Evans’ contribution was a self-propelled steam dredge he called Orukter Amphilobus. It was truly amphibious, as it moved on the street and launched itself into the river and kept on going.
It was also a dead-end project, though some of Evans steamboats traveled some of the rivers around Pittsburgh.
Since the technology was new, at least one blew a boiler because the operator didn’t know he had to keep enough water in the boiler.
Some barn steam engines were used in England for stationary threshing, but the portable engine was a later development in the mid-1800s when early threshers were also on wheels.
Some early attempts at self-propulsion involved chain drive, but it was rarely a great success and soon gear arrangements were being designed.
One early setup was a bevel gear on the crankshaft driving a ‘slanting shaft’ to the rear wheels. It was built by license by Russell, Aultman-Taylor and others. Russell appears to have used it for only a couple years, but Aultman-Taylor used it for quite a few years and some of them are still around at shows.
Regular gear and clutch arrangements soon became the normal setup and were built roughly from 1890 to 1925.
Most traction engines depended on the boiler as the frame for all the machinery, but a few like Frick had an actual frame separate from the boiler.
Also, the double under-mounted engines like Avery and Twentieth Century had frames as the boiler was on top.
Odd man out
Most companies had their specialty or oddity. For instance, Huber engines always used return flue boilers and most other companies like Minneapolis, Russell, Avery and a few more made some return flue engines along with standard style.
It seems strange to me, but in England, it appears no traction engines were built that way even though large Cornish and Lancaster boilers with as many as three tubular furnaces were common in factories and larger ships.
A few traction engines and numerous small tandem rollers used vertical boilers with fire tubes, but they had to be handled carefully to keep water from rising into the engine.
A couple oddities arise here, namely Westinghouse, with a cross water tube boiler very similar in construction to the boilers in Sentinel steam lorries or trucks in England built by Alley & McKlellen.
Now we need to talk about the actual mechanical features of the engines. We have mentioned single cylinder engines as being the most common type, their only drawback being the ‘dead centers’ at each end of the stroke.

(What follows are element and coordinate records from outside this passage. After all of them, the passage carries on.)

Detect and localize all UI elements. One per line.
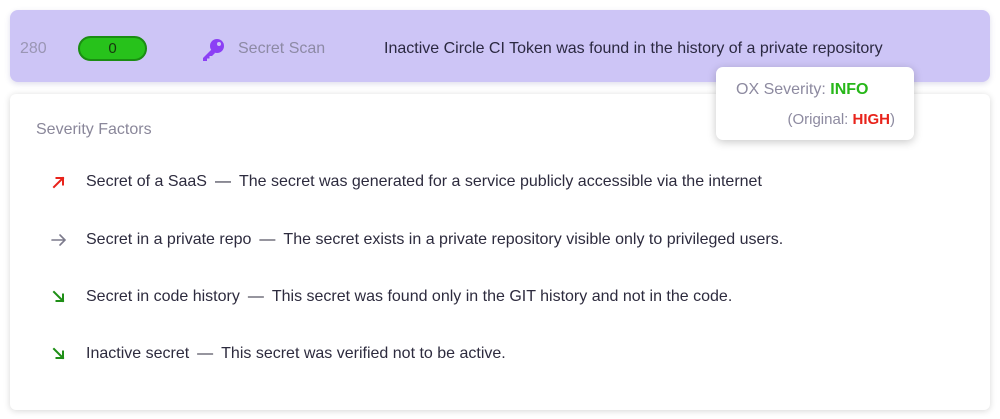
issue-id: 280 — [20, 40, 47, 57]
original-severity-label: (Original: — [787, 111, 849, 128]
severity-factor-name: Secret of a SaaS — [86, 173, 207, 190]
key-icon — [203, 39, 224, 61]
factor-separator: — — [197, 345, 214, 362]
severity-factor-description: This secret was found only in the GIT hi… — [271, 288, 733, 305]
issue-view: 280 0 Secret Scan Inactive Circle CI Tok… — [0, 0, 1000, 419]
severity-factors-heading: Severity Factors — [36, 121, 152, 138]
ox-severity-value: INFO — [830, 81, 869, 98]
arrow-right-icon — [51, 234, 67, 246]
factor-separator: — — [259, 231, 276, 248]
severity-factors-panel: Severity Factors Secret of a SaaS — The se… — [10, 94, 990, 410]
arrow-down-right-icon — [52, 347, 65, 360]
severity-factor-row: Inactive secret — This secret was verified… — [50, 343, 970, 365]
original-severity-close: ) — [890, 111, 895, 128]
severity-factor-name: Secret in a private repo — [86, 231, 252, 248]
severity-factor-row: Secret in code history — This secret was f… — [50, 286, 970, 308]
severity-factor-description: The secret was generated for a service p… — [238, 173, 762, 190]
category-label: Secret Scan — [238, 40, 326, 57]
issue-title[interactable]: Inactive Circle CI Token was found in th… — [384, 39, 883, 59]
severity-factor-description: This secret was verified not to be activ… — [221, 345, 506, 362]
severity-factor-row: Secret of a SaaS — The secret was generate… — [50, 171, 970, 193]
ox-severity-label: OX Severity: — [736, 81, 826, 98]
severity-factor-row: Secret in a private repo — The secret exis… — [50, 229, 970, 251]
arrow-up-right-icon — [52, 176, 65, 189]
severity-factor-name: Secret in code history — [86, 288, 240, 305]
score-badge: 0 — [78, 36, 147, 61]
original-severity-value: HIGH — [852, 111, 891, 128]
factor-separator: — — [214, 173, 231, 190]
factor-separator: — — [247, 288, 264, 305]
severity-factor-description: The secret exists in a private repositor… — [283, 231, 784, 248]
severity-factor-name: Inactive secret — [86, 345, 190, 362]
arrow-down-right-icon — [52, 290, 65, 303]
severity-tooltip: OX Severity: INFO (Original: HIGH) — [716, 67, 914, 140]
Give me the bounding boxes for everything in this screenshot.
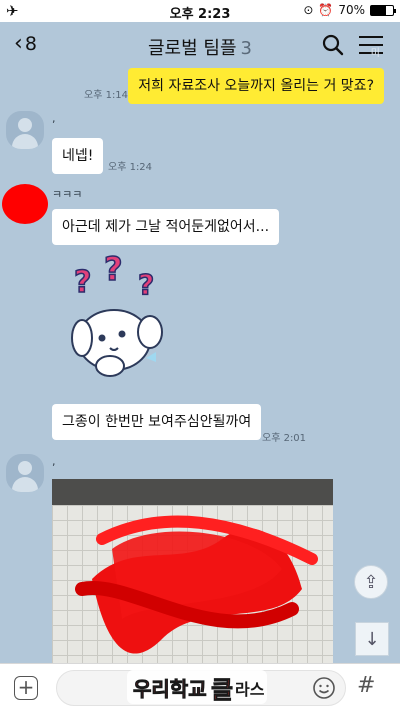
sender-name: ㅋㅋㅋ xyxy=(52,188,83,201)
message-time: 오후 1:14 xyxy=(84,90,129,101)
redaction-scribble xyxy=(75,515,318,654)
svg-text:우리학교: 우리학교 xyxy=(133,677,207,701)
my-message-bubble[interactable]: 저희 자료조사 오늘까지 올리는 거 맞죠? xyxy=(128,68,384,104)
member-count: 3 xyxy=(240,38,252,59)
sender-name: , xyxy=(52,455,56,468)
svg-text:클: 클 xyxy=(211,676,233,704)
emoji-icon[interactable] xyxy=(312,676,336,700)
photo-message[interactable] xyxy=(52,479,333,663)
avatar[interactable] xyxy=(6,111,44,149)
svg-text:?: ? xyxy=(138,268,154,301)
avatar[interactable] xyxy=(6,454,44,492)
watermark-logo: 우리학교 클 라스 xyxy=(127,670,267,704)
orientation-lock-icon: ⊙ xyxy=(303,3,314,17)
plus-icon[interactable]: + xyxy=(14,676,38,700)
message-bubble[interactable]: 그종이 한번만 보여주심안될까여 xyxy=(52,404,262,440)
chat-room-name: 글로벌 팀플 xyxy=(148,38,237,59)
battery-percent: 70% xyxy=(338,3,365,17)
svg-text:라스: 라스 xyxy=(235,680,265,699)
battery-icon xyxy=(370,4,396,16)
status-right: ⊙ ⏰ 70% xyxy=(303,3,396,17)
alarm-icon: ⏰ xyxy=(318,3,334,17)
message-time: 오후 2:01 xyxy=(262,433,307,444)
confused-puppy-sticker[interactable]: ? ? ? xyxy=(66,254,170,386)
status-bar: ✈ 오후 2:23 ⊙ ⏰ 70% xyxy=(0,0,400,22)
search-icon[interactable] xyxy=(322,34,344,56)
message-bubble[interactable]: 네넵! xyxy=(52,138,104,174)
sender-name: , xyxy=(52,112,56,125)
corner-badge: 미 xyxy=(370,48,380,59)
svg-text:?: ? xyxy=(104,254,123,288)
chat-area[interactable]: 저희 자료조사 오늘까지 올리는 거 맞죠? 오후 1:14 , 네넵! 오후 … xyxy=(0,68,400,663)
svg-text:?: ? xyxy=(74,265,91,300)
hash-icon[interactable]: # xyxy=(357,673,375,698)
chat-header: ‹ 8 글로벌 팀플 3 미 xyxy=(0,22,400,68)
arrow-down-icon[interactable]: ↓ xyxy=(355,622,389,656)
message-time: 오후 1:24 xyxy=(108,162,153,173)
share-icon[interactable]: ⇪ xyxy=(354,565,388,599)
avatar-redacted[interactable] xyxy=(2,184,48,224)
message-bubble[interactable]: 아근데 제가 그날 적어둔게없어서... xyxy=(52,209,280,245)
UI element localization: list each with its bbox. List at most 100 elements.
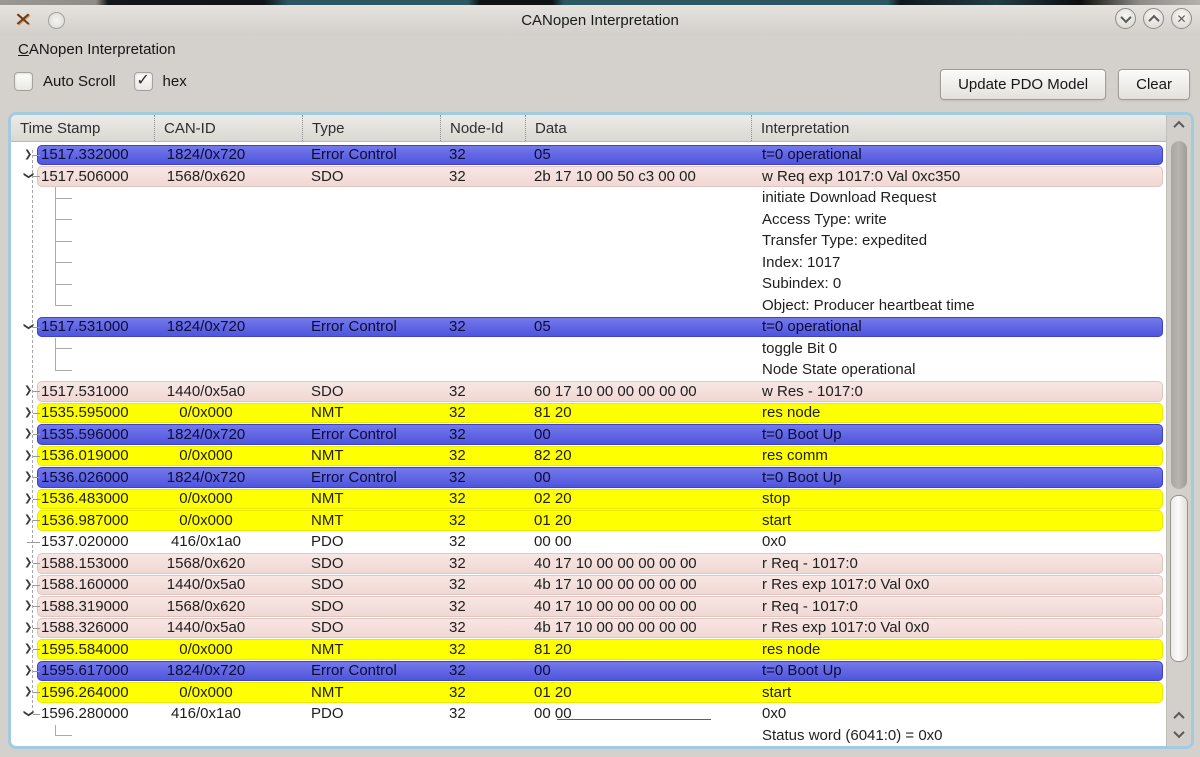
tree-decoration: ❯ [11,660,37,682]
table-row[interactable]: 1537.020000416/0x1a0PDO3200 000x0 [11,531,1166,553]
table-row[interactable]: ❯1595.6170001824/0x720Error Control3200t… [11,660,1166,682]
table-row[interactable]: ❯1535.5960001824/0x720Error Control3200t… [11,424,1166,446]
cell-interpretation: t=0 Boot Up [751,469,1166,486]
expand-expander-icon[interactable]: ❯ [24,472,32,482]
table-row[interactable]: Status word (6041:0) = 0x0 [11,725,1166,747]
expand-expander-icon[interactable]: ❯ [24,150,32,160]
cell-node-id: 32 [440,168,525,185]
cell-data: 00 00 [525,533,751,550]
cell-node-id: 32 [440,447,525,464]
column-header-type[interactable]: Type [302,115,440,141]
table-row[interactable]: ❯1588.1600001440/0x5a0SDO324b 17 10 00 0… [11,574,1166,596]
expand-expander-icon[interactable]: ❯ [24,601,32,611]
table-row[interactable]: Transfer Type: expedited [11,230,1166,252]
cell-can-id: 1824/0x720 [154,318,302,335]
table-row[interactable]: Index: 1017 [11,252,1166,274]
expand-expander-icon[interactable]: ❯ [24,666,32,676]
table-row[interactable]: ❯1536.9870000/0x000NMT3201 20start [11,510,1166,532]
table-row[interactable]: ❯1535.5950000/0x000NMT3281 20res node [11,402,1166,424]
cell-node-id: 32 [440,555,525,572]
table-row[interactable]: ❯1595.5840000/0x000NMT3281 20res node [11,639,1166,661]
cell-data: 60 17 10 00 00 00 00 00 [525,383,751,400]
cell-interpretation-detail: toggle Bit 0 [751,340,1166,357]
expand-expander-icon[interactable]: ❯ [24,644,32,654]
tree-decoration: ❯ [11,639,37,661]
cell-type: SDO [302,576,440,593]
expand-expander-icon[interactable]: ❯ [24,386,32,396]
row-cells: Status word (6041:0) = 0x0 [11,725,1166,747]
shade-button[interactable] [1115,8,1136,29]
maximize-button[interactable] [1143,8,1164,29]
expand-expander-icon[interactable]: ❯ [24,580,32,590]
table-row[interactable]: ❯1517.5310001824/0x720Error Control3205t… [11,316,1166,338]
cell-time-stamp: 1536.019000 [37,447,154,464]
row-cells: ❯1588.1600001440/0x5a0SDO324b 17 10 00 0… [11,574,1166,596]
table-row[interactable]: ❯1536.0260001824/0x720Error Control3200t… [11,467,1166,489]
expand-expander-icon[interactable]: ❯ [24,558,32,568]
table-row[interactable]: ❯1517.5060001568/0x620SDO322b 17 10 00 5… [11,166,1166,188]
table-row[interactable]: toggle Bit 0 [11,338,1166,360]
cell-type: Error Control [302,146,440,163]
cell-type: NMT [302,512,440,529]
tree-branch-line [33,155,40,156]
tree-branch-line [33,456,40,457]
cell-time-stamp: 1588.326000 [37,619,154,636]
table-row[interactable]: ❯1588.1530001568/0x620SDO3240 17 10 00 0… [11,553,1166,575]
cell-node-id: 32 [440,490,525,507]
row-cells: ❯1596.280000416/0x1a0PDO3200 000x0 [11,703,1166,725]
close-button[interactable]: ✕ [1171,8,1192,29]
cell-type: NMT [302,641,440,658]
expand-expander-icon[interactable]: ❯ [24,429,32,439]
scrollbar-thumb[interactable] [1170,495,1188,663]
expand-expander-icon[interactable]: ❯ [24,515,32,525]
update-pdo-model-button[interactable]: Update PDO Model [940,69,1106,100]
clear-button[interactable]: Clear [1118,69,1190,100]
table-row[interactable]: ❯1588.3190001568/0x620SDO3240 17 10 00 0… [11,596,1166,618]
scroll-up-button[interactable] [1167,115,1191,135]
titlebar[interactable]: ✕ CANopen Interpretation ✕ [0,5,1200,35]
table-row[interactable]: ❯1517.5310001440/0x5a0SDO3260 17 10 00 0… [11,381,1166,403]
tree-branch-line [33,671,40,672]
table-row[interactable]: Subindex: 0 [11,273,1166,295]
cell-time-stamp: 1536.483000 [37,490,154,507]
scroll-up-button-2[interactable] [1167,710,1191,722]
column-header-can-id[interactable]: CAN-ID [154,115,302,141]
cell-interpretation: 0x0 [751,705,1166,722]
table-row[interactable]: ❯1517.3320001824/0x720Error Control3205t… [11,144,1166,166]
collapse-expander-icon[interactable]: ❯ [23,322,33,330]
table-row[interactable]: ❯1596.2640000/0x000NMT3201 20start [11,682,1166,704]
cell-data: 40 17 10 00 00 00 00 00 [525,555,751,572]
table-row[interactable]: Node State operational [11,359,1166,381]
hex-checkbox[interactable]: ✓ [134,72,153,91]
scrollbar-track[interactable] [1167,135,1191,706]
column-header-data[interactable]: Data [525,115,751,141]
cell-interpretation-detail: Object: Producer heartbeat time [751,297,1166,314]
column-header-interpretation[interactable]: Interpretation [751,115,1166,141]
expand-expander-icon[interactable]: ❯ [24,494,32,504]
table-row[interactable]: initiate Download Request [11,187,1166,209]
vertical-scrollbar[interactable] [1166,115,1191,746]
table-body: ❯1517.3320001824/0x720Error Control3205t… [11,142,1166,746]
column-header-node-id[interactable]: Node-Id [440,115,525,141]
focus-underline [557,719,711,720]
cell-can-id: 1824/0x720 [154,426,302,443]
auto-scroll-checkbox[interactable] [14,72,33,91]
expand-expander-icon[interactable]: ❯ [24,451,32,461]
cell-data: 02 20 [525,490,751,507]
menu-canopen-interpretation[interactable]: CANopen Interpretation [16,39,178,60]
cell-node-id: 32 [440,641,525,658]
expand-expander-icon[interactable]: ❯ [24,408,32,418]
table-row[interactable]: Access Type: write [11,209,1166,231]
table-row[interactable]: ❯1536.0190000/0x000NMT3282 20res comm [11,445,1166,467]
table-row[interactable]: ❯1596.280000416/0x1a0PDO3200 000x0 [11,703,1166,725]
table-row[interactable]: Object: Producer heartbeat time [11,295,1166,317]
collapse-expander-icon[interactable]: ❯ [23,172,33,180]
table-row[interactable]: ❯1536.4830000/0x000NMT3202 20stop [11,488,1166,510]
collapse-expander-icon[interactable]: ❯ [23,709,33,717]
expand-expander-icon[interactable]: ❯ [24,687,32,697]
tree-branch-line [33,606,40,607]
table-row[interactable]: ❯1588.3260001440/0x5a0SDO324b 17 10 00 0… [11,617,1166,639]
column-header-time-stamp[interactable]: Time Stamp [11,115,154,141]
expand-expander-icon[interactable]: ❯ [24,623,32,633]
scroll-down-button[interactable] [1167,728,1191,740]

It doesn’t matter how much pressure the boiler sends to the cylinder, if there is no angularity to the crankshaft to cause torque or turning force it will not run. This is most commonly remedied by using two cylinders working on cranks at 90 degrees to each other so that when one is on dead center the other one is at maximum torque position.
Plain “D” slide valves are the most common, but with higher steam pressures they consume an excessive amount of power to run the valve. This is mostly taken care of by using some sort of balanced valve which takes some of the pressure off the back of the “D”.
The ultimate answer here is the piston valve where the D becomes a spool and there is no unbalanced pressure on the valve at all. But they are more complicated to make and machine so a lot of “plain valves” were used right up to the end.
In the USA, only Reeves advertised the compound style of engine where a small high-pressure cylinder exhausts in a larger low-pressure cylinder — double expansion gets more work out of the steam.
Cross compound engines had the cylinders parallel to each other, but Port Huron, Russell and Minneapolis and a few others used tandem compounds with both pistons on one rod, one ahead of the other.
Cross compounds were common in England and Europe where efficiency was more important. They are easy to spot on films showing two different diameter cylinder heads or covers. Most of the British companies made them, along with singles.
A different development here was Burrell’s single crank compound, which was accomplished by connecting both piston rods to one crosshead casting from which a single connecting rod goes to the crankshaft.